Open ElusiveTau opened 5 years ago
Hi, So I understand that you want to extract data over a large temporal coverage superior to one year. If you just need the original dataset files, FTP is a better protocol to use, but if you want to subset over geographical or variable criterias motu-client-python is the best way. But you have to know that Motu server limits the extraction result size and also limits the number of requests per user. But multi-threading will of course speed up the download. Which tool do you use to combine netcdf files? Does it handle NetCdf3 and 4 on both Windows and Linux OS? You can propose a GitHub merge request to integrate your updates. But we will have to validate to be sure of its robustness. Some datasets have file of more than 1GB per day, so merging one year of data will create huge files.
What is the extraction result size limit? Also, what is the limit to the number of requests per user? Does the server return a certain error if either limits have been reached?
I'm using some scripts written by a former CLS intern, Juliet Noroit, which uses numpy and the netCDF4 module to copy data from a set of .nc files to a new .nc file. I have not tested it against ncdf3 files on both OS's. What Linux distribution and Windows OS do you test against?
That's a good user-input test case to consider. Perhaps I can have the code check and issue a warning about the resulting file size. The use case can be extended to download a single GB file into chunks: that way the download is faster and the user gets some data, even when certain parts fail.

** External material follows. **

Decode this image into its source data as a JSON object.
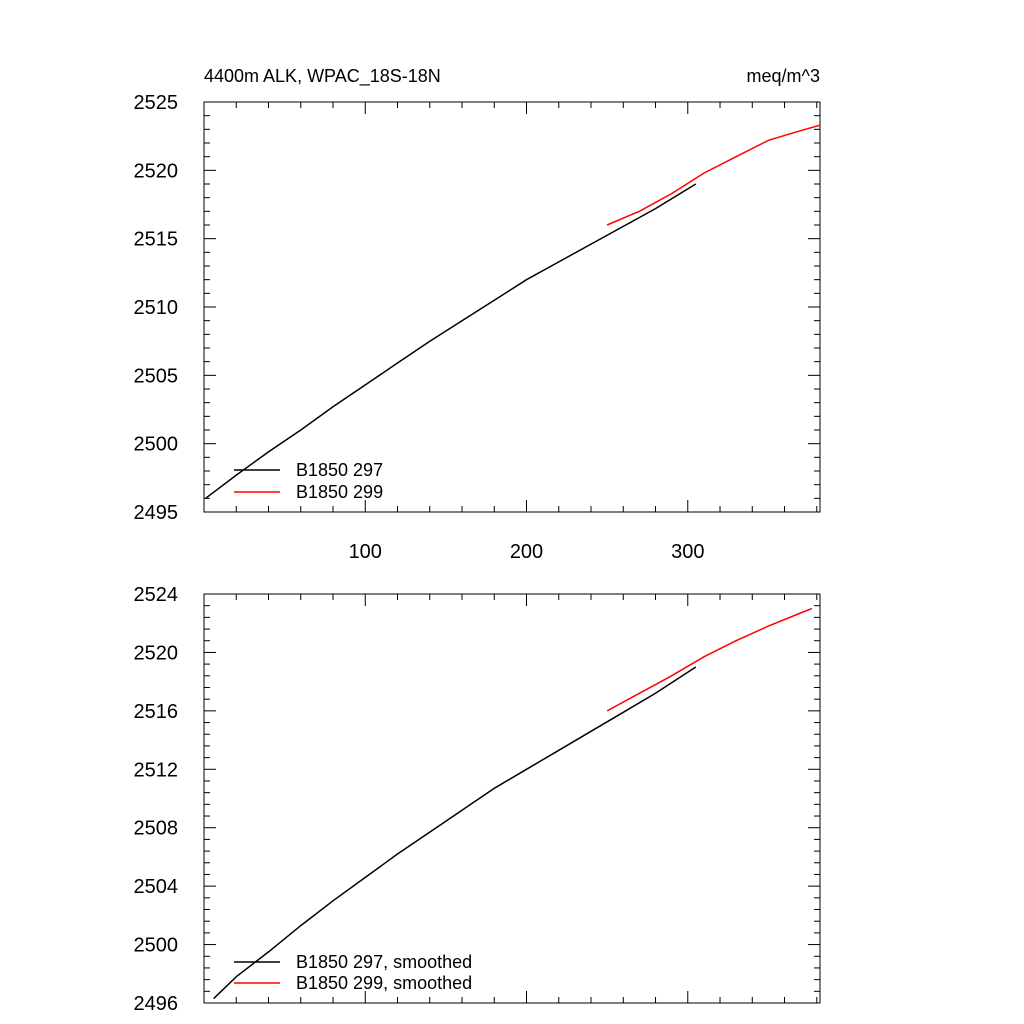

In my use case, I typically need to download a few year's worth of data from a single service. I've written some code around the motu-client to split a user-provided time range into smaller time intervals, to invoke motu-client on each time-interval, and to combine the netcdf files back to a single file.
I haven't read too deeply into motu-client code but should I attempt to integrate this as a feature?
Currently, if you use motu-client to download data spanning a large time interval, the client may take hours to respond and it's not guaranteed to successfully download the file. If the download fails, the download attempt (and wait-time) is wasted and the user gets nothing!
This feature would allow portions of the dataset to be downloaded. If multithreading were used, a later feature can be added to issue simultaneous data download requests to speed up downloads. I've ran simultaneous instances of my script to download data in parallel so it seems like it's possible to implement.